Repository files navigation

Maintainability Test Coverage

psulib_traject

Dependencies

Java

To run JRuby you will need a JRE (the JVM runtime environment) version 7 or higher.

$ java --version
  java 9
  Java(TM) SE Runtime Environment (build 9+181)
  Java HotSpot(TM) 64-Bit Server VM (build 9+181, mixed mode)

Ruby

Follow these instructions to install JRuby if you do not already have it.

$ ruby --version
  jruby 9.3.9.0

Development Setup

Make sure you have ssh keys established on your machine

Make sure you have docker installed and running

Clone the application and install:

$ git clone git@github.com:psu-libraries/psulib_traject.git
$ cd psulib_traject
$ bundle install

Configuration

For local development, you can change the settings by adding configuration files. These will be ignored by git.

Solr

Create 2 files: config/settings.local.yml and config/settings/test.local.yml and add the following lines to each:

solr:
  url: http://localhost:8983/solr/
  port: 8983

Change the URL and port numbers if you want to use a different port. You will also need to set your environment variables with the Solr username and password.

Traject

When using jruby, traject will use multiple threads, but we want to tailor that to our system. In config/settings.local.yml add:

hathi_overlap_path: spec/fixtures/hathitrust/overlap.tsv
processing_thread_pool: 5

Build an Index

Start Solr via the Docker container

$ bundle exec rake docker:up

This will download and configure Solr, if it's not already present, or if it is, start up the container again. If you need to reconfigure Solr:

$ bundle exec rake docker:clean
$ bundle exec rake docker:conf

Convert marc records and import into Solr

$ bundle exec traject -c config/traject.rb solr/sample_data/sample_psucat.mrc 

Traject in debug mode

For testing purposes you can run traject with the --debug-mode flag to display the output to the console (and not push the data to Solr).

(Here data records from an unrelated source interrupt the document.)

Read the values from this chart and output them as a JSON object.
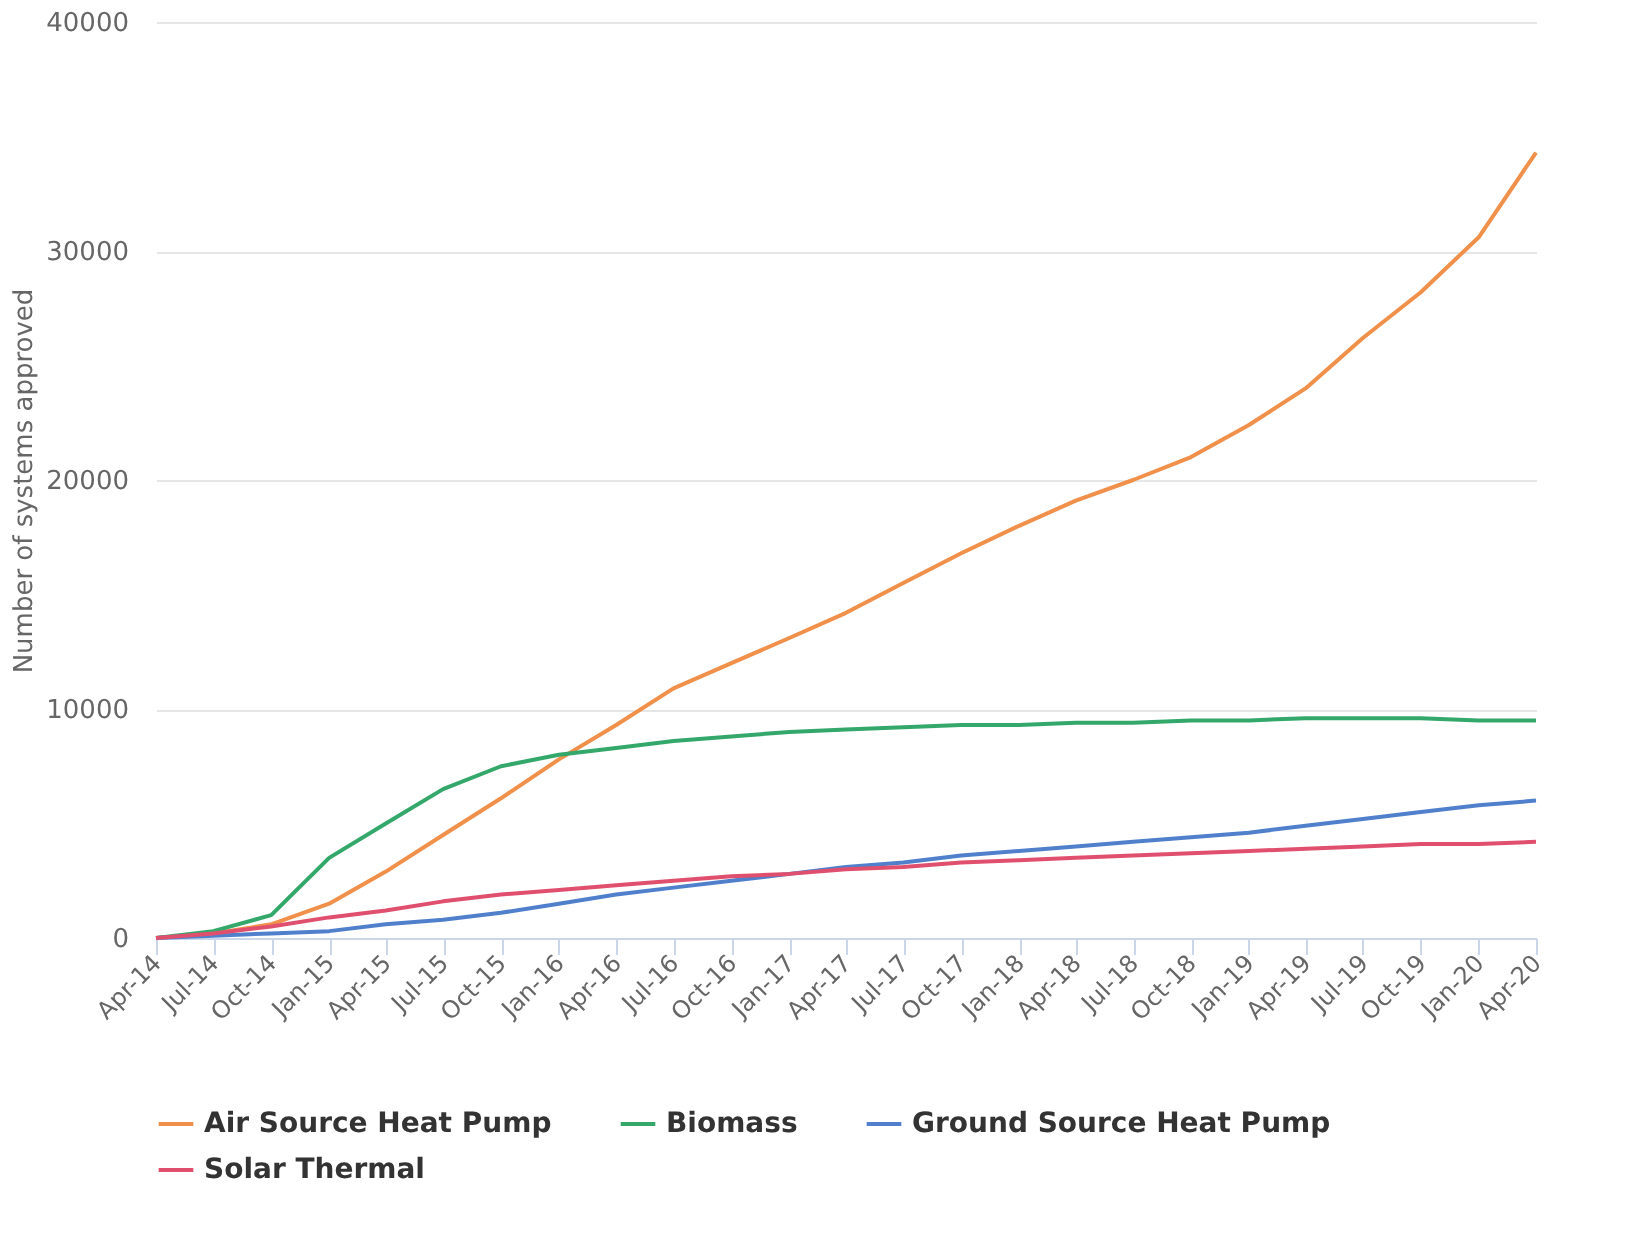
{
  "chart_data": {
    "type": "line",
    "ylabel": "Number of systems approved",
    "x": [
      "2014-04",
      "2014-07",
      "2014-10",
      "2015-01",
      "2015-04",
      "2015-07",
      "2015-10",
      "2016-01",
      "2016-04",
      "2016-07",
      "2016-10",
      "2017-01",
      "2017-04",
      "2017-07",
      "2017-10",
      "2018-01",
      "2018-04",
      "2018-07",
      "2018-10",
      "2019-01",
      "2019-04",
      "2019-07",
      "2019-10",
      "2020-01",
      "2020-04"
    ],
    "series": [
      {
        "name": "Air Source Heat Pump",
        "color": "#f0904a",
        "values": [
          0,
          200,
          600,
          1500,
          2900,
          4500,
          6100,
          7800,
          9300,
          10900,
          12000,
          13100,
          14200,
          15500,
          16800,
          18000,
          19100,
          20000,
          21000,
          22400,
          24000,
          26200,
          28200,
          30600,
          34300
        ]
      },
      {
        "name": "Biomass",
        "color": "#34a86a",
        "values": [
          0,
          300,
          1000,
          3500,
          5000,
          6500,
          7500,
          8000,
          8300,
          8600,
          8800,
          9000,
          9100,
          9200,
          9300,
          9300,
          9400,
          9400,
          9500,
          9500,
          9600,
          9600,
          9600,
          9500,
          9500
        ]
      },
      {
        "name": "Ground Source Heat Pump",
        "color": "#5080cc",
        "values": [
          0,
          100,
          200,
          300,
          600,
          800,
          1100,
          1500,
          1900,
          2200,
          2500,
          2800,
          3100,
          3300,
          3600,
          3800,
          4000,
          4200,
          4400,
          4600,
          4900,
          5200,
          5500,
          5800,
          6000
        ]
      },
      {
        "name": "Solar Thermal",
        "color": "#e0506e",
        "values": [
          0,
          200,
          500,
          900,
          1200,
          1600,
          1900,
          2100,
          2300,
          2500,
          2700,
          2800,
          3000,
          3100,
          3300,
          3400,
          3500,
          3600,
          3700,
          3800,
          3900,
          4000,
          4100,
          4100,
          4200
        ]
      }
    ],
    "xlim": [
      "2014-04",
      "2020-04"
    ],
    "xticks": [
      {
        "value": "2014-04",
        "label": "Apr-14"
      },
      {
        "value": "2014-07",
        "label": "Jul-14"
      },
      {
        "value": "2014-10",
        "label": "Oct-14"
      },
      {
        "value": "2015-01",
        "label": "Jan-15"
      },
      {
        "value": "2015-04",
        "label": "Apr-15"
      },
      {
        "value": "2015-07",
        "label": "Jul-15"
      },
      {
        "value": "2015-10",
        "label": "Oct-15"
      },
      {
        "value": "2016-01",
        "label": "Jan-16"
      },
      {
        "value": "2016-04",
        "label": "Apr-16"
      },
      {
        "value": "2016-07",
        "label": "Jul-16"
      },
      {
        "value": "2016-10",
        "label": "Oct-16"
      },
      {
        "value": "2017-01",
        "label": "Jan-17"
      },
      {
        "value": "2017-04",
        "label": "Apr-17"
      },
      {
        "value": "2017-07",
        "label": "Jul-17"
      },
      {
        "value": "2017-10",
        "label": "Oct-17"
      },
      {
        "value": "2018-01",
        "label": "Jan-18"
      },
      {
        "value": "2018-04",
        "label": "Apr-18"
      },
      {
        "value": "2018-07",
        "label": "Jul-18"
      },
      {
        "value": "2018-10",
        "label": "Oct-18"
      },
      {
        "value": "2019-01",
        "label": "Jan-19"
      },
      {
        "value": "2019-04",
        "label": "Apr-19"
      },
      {
        "value": "2019-07",
        "label": "Jul-19"
      },
      {
        "value": "2019-10",
        "label": "Oct-19"
      },
      {
        "value": "2020-01",
        "label": "Jan-20"
      },
      {
        "value": "2020-04",
        "label": "Apr-20"
      }
    ],
    "ylim": [
      0,
      40000
    ],
    "yticks": [
      0,
      10000,
      20000,
      30000,
      40000
    ],
    "grid": "y",
    "legend": "bottom",
    "marker": "none",
    "line_style": "solid"
  }
}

$ bundle exec traject --debug-mode -c config/traject.rb solr/sample_data/sample_psucat.mrc

HathiTrust ETAS data

HathiTrust access level can be recorded in ht_access_ss. It will expect to have an overlap report tsv from HathiTrust at ConfigSettings.hathi_overlap_path. This file should be the latest overlap report from HathiTrust.

Because the monthly overlap file lives in a restricted area that can only be accessed by signing in to Box at UMich, we will need to manually set the overlap.tsv prior to indexing operations when there is a new overlap. This can be done by scping the file up to the location specified in ConfigSettings.hathi_overlap_path.